Je fronce les sourcils et reprends prestement mon portable de ses mains. Je n’ai aucune envie de lui parler, aucune. Je le contourne sans rien ajouter et pousse un long soupir contrarié en reprenant mon ascension.

— Oh ! De rien pour le portable !

Je serre les dents.

— Merci ! lancé-je sans me retourner pour lui adresser le moindre regard.

Je me dépêche de grimper quatre à quatre les dernières marches me séparant du palier du quatrième étage et disparais entre les battants des portes coupe-feu, en nage.

Je sens mon cœur battre la chamade au fond de ma poitrine. Pourquoi ? Je ne parviens pas à comprendre l’ampleur de mes réactions face à lui. Je me souviens de chacune des personnes que j’ai pu côtoyer ces dernières années. Des dizaines et dizaines de jeunes médecins, pharmaciens, infirmiers, techniciens de laboratoire… Aucun ne m’a jamais fait cet effet-là. Aucun… Alors pourquoi lui ?

Je ferme les yeux pour reprendre ma respiration et glisse mon portable dans ma poche.
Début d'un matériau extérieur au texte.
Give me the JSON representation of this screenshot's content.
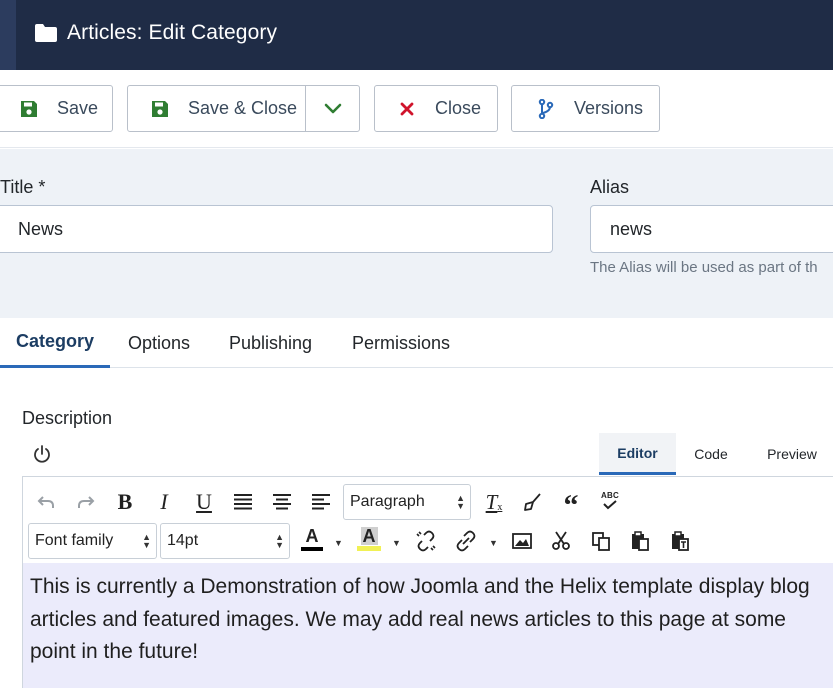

Une dizaine de questions se bouscule de façon anarchique dans mon esprit : où donc peut bien aller le jeune homme à cette heure ? Aux urgences ? Dans un autre service ? Putain, ce gars ne mange donc jamais ? Ne prend-il jamais un moment de repos ? Comment fait-il seulement pour tenir un tel rythme le ventre vide ? Cela me semble tout bonnement impossible…

Je secoue la tête afin de reprendre mes esprits. Je ne dois pas me laisser accaparer par Ethan : après tout, ne venais-je pas dire que je n’en avais ni le temps ni l’envie ni même la patience ? Et pourtant, quelque part, dans un recoin sombre et lointain de mon esprit, une image apparait, claire, nette, immuable. Je chasse d’un revers de main les larmes affluant au bord de mes yeux.